Tech-savvy school leavers will be attracted to seafaring careers with the introduction of more sophisticated technology onboard, delegates heard at the International Maritime Employers’ Council's (IMEC) 2019 conference in Southampton.
IMEC's conference on Human Element in Marine Automation examined the future of onboard operations, addressing issues from regulation and accident investigation, to technological business models and the role of seafaring over the next 30 years.
It analysed how the role of tomorrow’s seafarer will undoubtedly change.
As more sophisticated technology is implemented onboard, maritime training will have to keep evolving to ensure tomorrow’s officers will not only be able to use the technology - but be able to make good decisions if it fails.
While unmanned vessels were being tested in British waters, the complexity of designing and operating a fully unmanned deep-sea vessel was vast and would require human interaction for a long time yet, albeit of a different nature to what we are used to, delegates heard.
The conference finished with a panel of cadets from the UK and Ukraine representing the professionals who will lead the change over the next three decades.
The underlying message of the event was that seafarers should not be worried about their future careers.
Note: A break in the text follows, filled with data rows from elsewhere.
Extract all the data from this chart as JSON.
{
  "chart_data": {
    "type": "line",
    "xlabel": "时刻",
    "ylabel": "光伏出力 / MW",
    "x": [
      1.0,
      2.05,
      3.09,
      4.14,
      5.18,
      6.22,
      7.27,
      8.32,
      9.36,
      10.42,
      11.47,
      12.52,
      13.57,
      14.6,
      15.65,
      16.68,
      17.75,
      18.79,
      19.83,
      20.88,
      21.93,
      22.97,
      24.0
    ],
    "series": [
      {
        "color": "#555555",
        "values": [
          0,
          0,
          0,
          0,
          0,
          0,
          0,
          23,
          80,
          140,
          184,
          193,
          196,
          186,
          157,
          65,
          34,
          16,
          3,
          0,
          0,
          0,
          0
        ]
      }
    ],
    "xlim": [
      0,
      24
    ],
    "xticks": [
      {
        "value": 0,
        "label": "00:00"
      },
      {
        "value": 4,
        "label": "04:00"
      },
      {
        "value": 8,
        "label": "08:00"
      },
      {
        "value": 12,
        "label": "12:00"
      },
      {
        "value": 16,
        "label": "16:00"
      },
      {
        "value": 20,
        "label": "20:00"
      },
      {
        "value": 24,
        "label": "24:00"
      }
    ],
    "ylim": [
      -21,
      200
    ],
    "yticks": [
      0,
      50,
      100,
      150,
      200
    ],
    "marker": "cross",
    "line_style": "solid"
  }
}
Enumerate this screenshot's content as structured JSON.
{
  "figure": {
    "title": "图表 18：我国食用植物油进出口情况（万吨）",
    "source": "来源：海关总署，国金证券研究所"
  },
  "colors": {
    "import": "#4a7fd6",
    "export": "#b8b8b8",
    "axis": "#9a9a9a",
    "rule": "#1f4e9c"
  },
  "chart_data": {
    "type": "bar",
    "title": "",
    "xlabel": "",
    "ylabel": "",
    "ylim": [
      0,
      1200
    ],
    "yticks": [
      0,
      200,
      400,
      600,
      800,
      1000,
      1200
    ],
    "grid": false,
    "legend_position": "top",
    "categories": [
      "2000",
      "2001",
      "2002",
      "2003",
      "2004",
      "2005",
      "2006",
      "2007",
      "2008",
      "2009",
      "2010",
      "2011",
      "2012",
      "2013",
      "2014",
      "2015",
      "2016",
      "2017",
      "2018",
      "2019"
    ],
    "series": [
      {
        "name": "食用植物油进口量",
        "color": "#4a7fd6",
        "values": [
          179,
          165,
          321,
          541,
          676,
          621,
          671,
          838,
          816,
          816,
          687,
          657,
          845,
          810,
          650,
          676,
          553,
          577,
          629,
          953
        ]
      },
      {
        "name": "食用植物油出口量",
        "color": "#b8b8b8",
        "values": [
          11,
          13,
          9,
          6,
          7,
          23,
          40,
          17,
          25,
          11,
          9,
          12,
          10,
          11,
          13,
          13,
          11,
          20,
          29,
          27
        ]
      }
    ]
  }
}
IMEC represents ship owners and managers from around the world. Members come from labour supplying countries.
IMEC is part of the negotiation of international wage rates, as well as those applying to national flag, through the International Bargaining Forum (IBF), which brings together the International Transport Workers Federation (ITF), the International Mariners Management Association of Japan (IMMAJ) and the Korean Shipowners’ Association (KSA).